Fabien Robert lors de la présentation du DOC à la presse (WS/Rue89 Bordeaux)
Fabien Robert lors de la présentation du DOC à la presse (WS/Rue89 Bordeaux)

 « Vous avez été gentils avec moi, je vais être gentil avec vous ! »

Voilà la réponse faite par Fabien Robert suite à une remarque après l’exposition de son document d’orientation culturel (DOC). L’adjoint en charge de la culture à la mairie de Bordeaux semble lui-même surpris alors qu’il s’était préparé à des retours difficiles sur un sujet annoncé sensible :

« Durant toute la campagne municipale précédente, la gauche avait fait de la culture son cheval de bataille, considérant que ce secteur était “le grand brûlé” par la politique d’Alain Juppé. Alors forcément je m’attendais à des échanges houleux », confie Fabien Robert à Rue89 Bordeaux en sortant du conseil municipal.

De son côté, le maire de Bordeaux s’est félicité de la tenue d’un débat « constructif et non caricatural » qui n’a pas manqué de quelques piques ajustées avec parcimonie et en temps voulu.

Une feuille de route très attendue

Le DOC de Fabien Robert était attendu par les acteurs culturels bordelais et par les opposants politiques. Si ces derniers reprochent à l’élu la mise à disposition tardive du document, celui-ci fait valoir le débat autour de cette question :

« Une délibération peut être transmise 7 jours avant le débat quand elle n’est pas soumise à un vote. Le but aujourd’hui est que le conseil municipal puisse avoir un échange d’idées », précise-t-il.

L’adjoint à la culture déroule sa feuille de route avec quelques annonces concrètes, comme la mise en place d’un Pass musée de 20€ qui permettra l’entrée dans tous les musées de Bordeaux.

Par ailleurs, l’élu mise sur les quartiers pour développer la culture tout en associant le secteur privé. Dans le cadre du projet de réaménagement Euratlantique, une participation de 5€/m2 sera demandée aux promoteurs pour permettre la création d’œuvres d’art dans l’espace public.

D’un autre côté, le soutien à La Manufacture Atlantique pourrait aller jusqu’à l’acquisition du lieu dont le loyer constitue une dépense lourde au regard du budget de fonctionnement. Enfin, la rénovation de la Halle des Douves aux Capucins et de la Salle des fêtes du Grand Parc permettront d’insuffler aux quartiers concernés une nouvelle dynamique culturelle.

Si le DOC dévoile des interventions précises de proximité, il n’affiche pas de grandes ambitions nationales ou internationales. L’idée d’un événement phare à l’échelle de l’Hexagone pour la capitale girondine est toujours dans le viseur avec 2017 comme échéance et l’arrivée de la ligne à grande vitesse à Bordeaux.

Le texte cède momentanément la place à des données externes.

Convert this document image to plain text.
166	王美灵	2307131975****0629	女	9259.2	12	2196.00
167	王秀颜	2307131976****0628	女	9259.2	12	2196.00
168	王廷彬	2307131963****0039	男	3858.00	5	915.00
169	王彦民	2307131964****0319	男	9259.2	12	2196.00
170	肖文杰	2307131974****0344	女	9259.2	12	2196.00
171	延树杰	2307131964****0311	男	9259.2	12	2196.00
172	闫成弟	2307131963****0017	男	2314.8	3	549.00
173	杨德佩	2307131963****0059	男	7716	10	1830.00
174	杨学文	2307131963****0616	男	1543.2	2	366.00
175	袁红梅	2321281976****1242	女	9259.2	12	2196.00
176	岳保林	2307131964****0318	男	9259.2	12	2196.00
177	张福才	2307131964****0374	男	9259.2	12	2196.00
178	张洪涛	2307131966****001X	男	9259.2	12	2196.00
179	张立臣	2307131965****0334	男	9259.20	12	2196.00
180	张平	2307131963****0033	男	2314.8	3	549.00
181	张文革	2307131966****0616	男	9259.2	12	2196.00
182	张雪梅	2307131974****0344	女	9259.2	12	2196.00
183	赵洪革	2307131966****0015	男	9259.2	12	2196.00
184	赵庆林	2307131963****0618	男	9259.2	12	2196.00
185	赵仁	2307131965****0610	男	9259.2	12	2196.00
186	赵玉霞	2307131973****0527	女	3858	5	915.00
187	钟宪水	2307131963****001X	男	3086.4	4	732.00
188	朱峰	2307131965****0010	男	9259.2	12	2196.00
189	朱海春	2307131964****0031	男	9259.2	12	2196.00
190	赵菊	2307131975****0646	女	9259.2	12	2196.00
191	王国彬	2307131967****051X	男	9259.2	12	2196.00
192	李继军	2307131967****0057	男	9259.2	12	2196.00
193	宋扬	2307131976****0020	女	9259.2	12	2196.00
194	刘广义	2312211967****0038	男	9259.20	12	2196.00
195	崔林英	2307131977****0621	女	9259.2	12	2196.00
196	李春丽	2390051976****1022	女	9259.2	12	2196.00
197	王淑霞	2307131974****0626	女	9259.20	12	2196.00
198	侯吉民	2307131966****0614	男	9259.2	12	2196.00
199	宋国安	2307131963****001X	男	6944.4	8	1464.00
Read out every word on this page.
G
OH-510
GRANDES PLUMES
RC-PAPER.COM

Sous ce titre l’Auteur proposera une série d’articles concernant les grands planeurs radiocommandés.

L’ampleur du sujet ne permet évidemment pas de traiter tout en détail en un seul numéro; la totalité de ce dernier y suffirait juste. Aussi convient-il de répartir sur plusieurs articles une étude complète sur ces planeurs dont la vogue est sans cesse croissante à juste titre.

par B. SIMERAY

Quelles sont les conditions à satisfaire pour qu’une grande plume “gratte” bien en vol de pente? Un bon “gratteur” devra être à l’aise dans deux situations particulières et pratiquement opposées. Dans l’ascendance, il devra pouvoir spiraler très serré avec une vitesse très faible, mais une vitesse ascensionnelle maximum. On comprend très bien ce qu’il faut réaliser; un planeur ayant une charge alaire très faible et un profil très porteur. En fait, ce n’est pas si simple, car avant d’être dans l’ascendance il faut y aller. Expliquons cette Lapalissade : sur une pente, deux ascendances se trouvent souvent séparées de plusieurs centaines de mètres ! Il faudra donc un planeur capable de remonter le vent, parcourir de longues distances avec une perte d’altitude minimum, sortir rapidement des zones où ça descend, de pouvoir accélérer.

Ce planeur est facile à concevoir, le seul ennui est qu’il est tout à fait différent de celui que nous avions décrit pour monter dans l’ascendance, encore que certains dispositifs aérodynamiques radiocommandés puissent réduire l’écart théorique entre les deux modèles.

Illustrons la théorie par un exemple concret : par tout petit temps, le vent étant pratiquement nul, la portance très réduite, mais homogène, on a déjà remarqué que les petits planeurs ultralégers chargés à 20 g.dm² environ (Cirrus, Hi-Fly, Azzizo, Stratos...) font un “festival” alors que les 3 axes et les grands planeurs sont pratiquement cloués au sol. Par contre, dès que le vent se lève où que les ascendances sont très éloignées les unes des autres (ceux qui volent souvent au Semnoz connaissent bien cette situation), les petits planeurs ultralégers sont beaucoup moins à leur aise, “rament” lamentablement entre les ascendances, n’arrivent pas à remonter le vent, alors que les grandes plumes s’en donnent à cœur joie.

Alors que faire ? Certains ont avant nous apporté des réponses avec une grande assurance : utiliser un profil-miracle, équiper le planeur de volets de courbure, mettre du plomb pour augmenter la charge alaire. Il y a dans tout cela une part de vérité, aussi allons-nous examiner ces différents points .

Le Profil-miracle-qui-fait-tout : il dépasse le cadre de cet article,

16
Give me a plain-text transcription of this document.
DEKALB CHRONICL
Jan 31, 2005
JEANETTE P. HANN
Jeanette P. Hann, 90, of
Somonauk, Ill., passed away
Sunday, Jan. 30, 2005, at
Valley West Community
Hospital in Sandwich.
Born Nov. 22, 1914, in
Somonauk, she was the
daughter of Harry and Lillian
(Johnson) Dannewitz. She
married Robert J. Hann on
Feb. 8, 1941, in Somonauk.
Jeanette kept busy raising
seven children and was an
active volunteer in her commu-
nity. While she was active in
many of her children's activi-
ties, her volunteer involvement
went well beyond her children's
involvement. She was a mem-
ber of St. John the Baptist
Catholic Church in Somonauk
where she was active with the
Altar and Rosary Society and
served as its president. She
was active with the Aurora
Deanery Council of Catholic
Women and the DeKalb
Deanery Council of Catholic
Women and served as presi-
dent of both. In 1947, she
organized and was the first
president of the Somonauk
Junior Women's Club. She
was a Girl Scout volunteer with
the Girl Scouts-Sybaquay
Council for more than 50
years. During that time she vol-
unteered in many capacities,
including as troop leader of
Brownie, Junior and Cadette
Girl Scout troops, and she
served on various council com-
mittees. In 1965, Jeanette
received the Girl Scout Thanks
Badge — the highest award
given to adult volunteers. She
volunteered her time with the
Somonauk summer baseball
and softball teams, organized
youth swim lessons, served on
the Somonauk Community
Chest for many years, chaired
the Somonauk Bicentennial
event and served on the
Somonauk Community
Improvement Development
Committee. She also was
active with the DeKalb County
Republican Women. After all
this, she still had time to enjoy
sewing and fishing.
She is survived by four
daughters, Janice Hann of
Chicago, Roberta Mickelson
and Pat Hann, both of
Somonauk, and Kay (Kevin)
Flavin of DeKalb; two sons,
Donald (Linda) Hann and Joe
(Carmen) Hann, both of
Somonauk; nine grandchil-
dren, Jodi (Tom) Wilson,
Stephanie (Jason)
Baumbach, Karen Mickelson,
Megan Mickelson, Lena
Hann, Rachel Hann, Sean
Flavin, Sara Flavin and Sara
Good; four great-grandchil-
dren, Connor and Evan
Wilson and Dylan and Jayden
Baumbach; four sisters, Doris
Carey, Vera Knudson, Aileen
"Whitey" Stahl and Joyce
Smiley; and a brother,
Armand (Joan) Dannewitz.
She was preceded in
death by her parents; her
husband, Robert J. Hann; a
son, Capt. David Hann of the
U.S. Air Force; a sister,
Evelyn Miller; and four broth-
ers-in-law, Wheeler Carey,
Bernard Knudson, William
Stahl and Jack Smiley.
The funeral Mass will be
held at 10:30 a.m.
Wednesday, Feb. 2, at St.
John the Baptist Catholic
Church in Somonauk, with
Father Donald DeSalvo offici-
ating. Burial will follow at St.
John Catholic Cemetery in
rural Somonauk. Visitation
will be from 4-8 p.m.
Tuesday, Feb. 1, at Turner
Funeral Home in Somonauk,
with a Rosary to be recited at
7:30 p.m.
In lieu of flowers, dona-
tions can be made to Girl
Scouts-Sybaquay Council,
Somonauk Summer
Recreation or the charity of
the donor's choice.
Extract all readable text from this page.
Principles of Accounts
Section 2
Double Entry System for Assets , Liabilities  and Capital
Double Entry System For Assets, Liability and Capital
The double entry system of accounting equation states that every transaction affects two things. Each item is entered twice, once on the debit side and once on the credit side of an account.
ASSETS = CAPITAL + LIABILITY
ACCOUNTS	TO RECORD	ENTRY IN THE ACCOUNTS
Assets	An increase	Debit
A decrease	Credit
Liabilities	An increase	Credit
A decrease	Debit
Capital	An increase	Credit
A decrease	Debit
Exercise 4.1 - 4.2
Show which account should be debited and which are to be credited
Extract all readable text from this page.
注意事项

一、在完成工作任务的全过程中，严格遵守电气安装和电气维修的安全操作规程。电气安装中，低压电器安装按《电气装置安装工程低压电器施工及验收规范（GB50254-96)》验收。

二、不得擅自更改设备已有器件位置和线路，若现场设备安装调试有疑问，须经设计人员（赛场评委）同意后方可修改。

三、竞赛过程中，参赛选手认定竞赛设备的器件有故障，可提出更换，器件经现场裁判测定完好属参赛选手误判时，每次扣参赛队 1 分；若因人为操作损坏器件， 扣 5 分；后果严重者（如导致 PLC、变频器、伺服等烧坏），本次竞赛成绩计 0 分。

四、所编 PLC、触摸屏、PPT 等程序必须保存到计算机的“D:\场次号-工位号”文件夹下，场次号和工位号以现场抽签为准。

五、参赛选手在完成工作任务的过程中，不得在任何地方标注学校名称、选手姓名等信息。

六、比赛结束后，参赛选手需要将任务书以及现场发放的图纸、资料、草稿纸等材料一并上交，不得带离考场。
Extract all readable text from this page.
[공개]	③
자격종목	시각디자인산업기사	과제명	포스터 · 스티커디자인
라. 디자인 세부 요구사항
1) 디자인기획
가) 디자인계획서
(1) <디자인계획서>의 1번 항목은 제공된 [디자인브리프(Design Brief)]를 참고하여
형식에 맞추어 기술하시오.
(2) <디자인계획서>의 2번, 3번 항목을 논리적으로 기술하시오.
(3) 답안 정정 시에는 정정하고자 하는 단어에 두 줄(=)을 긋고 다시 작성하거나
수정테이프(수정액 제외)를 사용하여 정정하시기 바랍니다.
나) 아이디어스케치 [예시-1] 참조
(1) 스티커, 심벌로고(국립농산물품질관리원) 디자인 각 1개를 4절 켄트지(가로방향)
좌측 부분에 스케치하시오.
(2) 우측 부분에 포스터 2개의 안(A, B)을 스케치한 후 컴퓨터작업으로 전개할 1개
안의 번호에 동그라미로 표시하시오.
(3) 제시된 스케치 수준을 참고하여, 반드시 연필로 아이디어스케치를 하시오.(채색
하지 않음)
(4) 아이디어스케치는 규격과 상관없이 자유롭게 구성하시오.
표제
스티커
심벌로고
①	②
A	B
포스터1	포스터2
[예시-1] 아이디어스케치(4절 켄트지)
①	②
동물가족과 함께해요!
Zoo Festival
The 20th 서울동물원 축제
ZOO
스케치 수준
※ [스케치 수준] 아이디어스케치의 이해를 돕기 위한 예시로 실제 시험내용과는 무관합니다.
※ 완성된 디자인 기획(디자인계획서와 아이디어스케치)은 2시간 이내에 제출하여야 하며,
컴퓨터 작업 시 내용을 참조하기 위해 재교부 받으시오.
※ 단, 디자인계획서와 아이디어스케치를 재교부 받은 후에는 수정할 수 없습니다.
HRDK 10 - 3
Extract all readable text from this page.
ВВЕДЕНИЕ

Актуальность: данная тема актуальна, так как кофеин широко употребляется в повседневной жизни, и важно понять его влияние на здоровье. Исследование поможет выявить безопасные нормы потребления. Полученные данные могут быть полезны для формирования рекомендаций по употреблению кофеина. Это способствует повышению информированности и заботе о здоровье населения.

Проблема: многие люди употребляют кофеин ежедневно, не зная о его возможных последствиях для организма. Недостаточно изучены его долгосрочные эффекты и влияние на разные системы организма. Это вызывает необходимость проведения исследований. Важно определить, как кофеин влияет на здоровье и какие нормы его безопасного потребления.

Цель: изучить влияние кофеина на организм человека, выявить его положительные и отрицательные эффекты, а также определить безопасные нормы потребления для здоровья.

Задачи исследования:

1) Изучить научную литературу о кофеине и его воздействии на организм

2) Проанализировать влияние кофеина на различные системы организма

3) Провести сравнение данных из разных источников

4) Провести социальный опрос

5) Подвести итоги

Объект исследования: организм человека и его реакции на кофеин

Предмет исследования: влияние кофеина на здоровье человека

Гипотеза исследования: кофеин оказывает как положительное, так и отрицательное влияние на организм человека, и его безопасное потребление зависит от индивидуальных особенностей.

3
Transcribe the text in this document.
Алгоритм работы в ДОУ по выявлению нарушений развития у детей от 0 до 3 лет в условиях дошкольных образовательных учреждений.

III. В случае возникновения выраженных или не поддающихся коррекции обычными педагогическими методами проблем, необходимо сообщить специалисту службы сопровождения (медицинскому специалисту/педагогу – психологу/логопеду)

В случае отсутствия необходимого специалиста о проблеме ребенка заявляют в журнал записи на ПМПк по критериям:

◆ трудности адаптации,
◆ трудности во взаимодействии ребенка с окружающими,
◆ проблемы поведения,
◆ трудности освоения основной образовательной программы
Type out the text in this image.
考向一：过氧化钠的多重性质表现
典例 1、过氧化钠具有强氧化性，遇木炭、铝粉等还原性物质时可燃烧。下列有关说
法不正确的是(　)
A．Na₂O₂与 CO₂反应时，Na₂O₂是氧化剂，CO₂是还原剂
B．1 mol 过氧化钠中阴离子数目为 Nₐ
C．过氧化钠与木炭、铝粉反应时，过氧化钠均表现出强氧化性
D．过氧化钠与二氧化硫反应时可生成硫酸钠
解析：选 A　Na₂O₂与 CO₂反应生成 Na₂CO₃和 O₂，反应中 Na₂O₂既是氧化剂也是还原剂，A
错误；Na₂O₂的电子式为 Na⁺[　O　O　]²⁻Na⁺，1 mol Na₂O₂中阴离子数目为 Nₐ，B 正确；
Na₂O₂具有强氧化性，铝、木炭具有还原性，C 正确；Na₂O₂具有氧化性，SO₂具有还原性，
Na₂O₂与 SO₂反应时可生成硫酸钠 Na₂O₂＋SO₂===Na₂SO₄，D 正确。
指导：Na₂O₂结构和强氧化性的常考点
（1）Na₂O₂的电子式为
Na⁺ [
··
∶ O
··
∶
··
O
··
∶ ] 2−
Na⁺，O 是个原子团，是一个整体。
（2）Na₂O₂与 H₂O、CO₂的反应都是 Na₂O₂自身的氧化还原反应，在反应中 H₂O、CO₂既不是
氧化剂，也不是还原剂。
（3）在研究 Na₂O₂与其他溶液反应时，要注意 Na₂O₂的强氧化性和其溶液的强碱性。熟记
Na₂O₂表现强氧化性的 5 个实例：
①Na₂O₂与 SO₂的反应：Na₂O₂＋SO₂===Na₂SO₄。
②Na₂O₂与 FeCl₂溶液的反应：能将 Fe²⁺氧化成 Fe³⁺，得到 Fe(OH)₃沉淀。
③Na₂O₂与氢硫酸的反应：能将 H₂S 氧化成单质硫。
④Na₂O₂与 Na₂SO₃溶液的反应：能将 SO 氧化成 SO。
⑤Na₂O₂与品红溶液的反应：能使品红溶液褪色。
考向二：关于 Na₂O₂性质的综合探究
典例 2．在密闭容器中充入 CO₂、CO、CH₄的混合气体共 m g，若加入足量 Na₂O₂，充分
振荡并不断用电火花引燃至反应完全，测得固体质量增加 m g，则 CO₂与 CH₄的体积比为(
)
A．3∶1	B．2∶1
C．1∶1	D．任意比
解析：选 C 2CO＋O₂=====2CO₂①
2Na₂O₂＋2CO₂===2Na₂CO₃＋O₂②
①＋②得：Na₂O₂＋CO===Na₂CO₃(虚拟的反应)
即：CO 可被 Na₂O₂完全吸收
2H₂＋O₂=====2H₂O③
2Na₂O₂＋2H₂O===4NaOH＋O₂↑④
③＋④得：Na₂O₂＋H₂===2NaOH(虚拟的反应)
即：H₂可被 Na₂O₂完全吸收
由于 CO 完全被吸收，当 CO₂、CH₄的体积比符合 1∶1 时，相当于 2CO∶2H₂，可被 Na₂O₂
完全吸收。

Débat sur la métropolisation

Alain Juppé a cru bon de le préciser au cours de la séance : « À chacun de s’appliquer la règle. » Il a cependant laissé libre cours aux conseillers municipaux lors de leurs interventions. Le règlement intérieur stipule effectivement que la durée d’une intervention ne doit pas dépasser 5 minutes. Mais le débat annoncé pour définir la culture « ensemble » valait bien une entorse à la règle.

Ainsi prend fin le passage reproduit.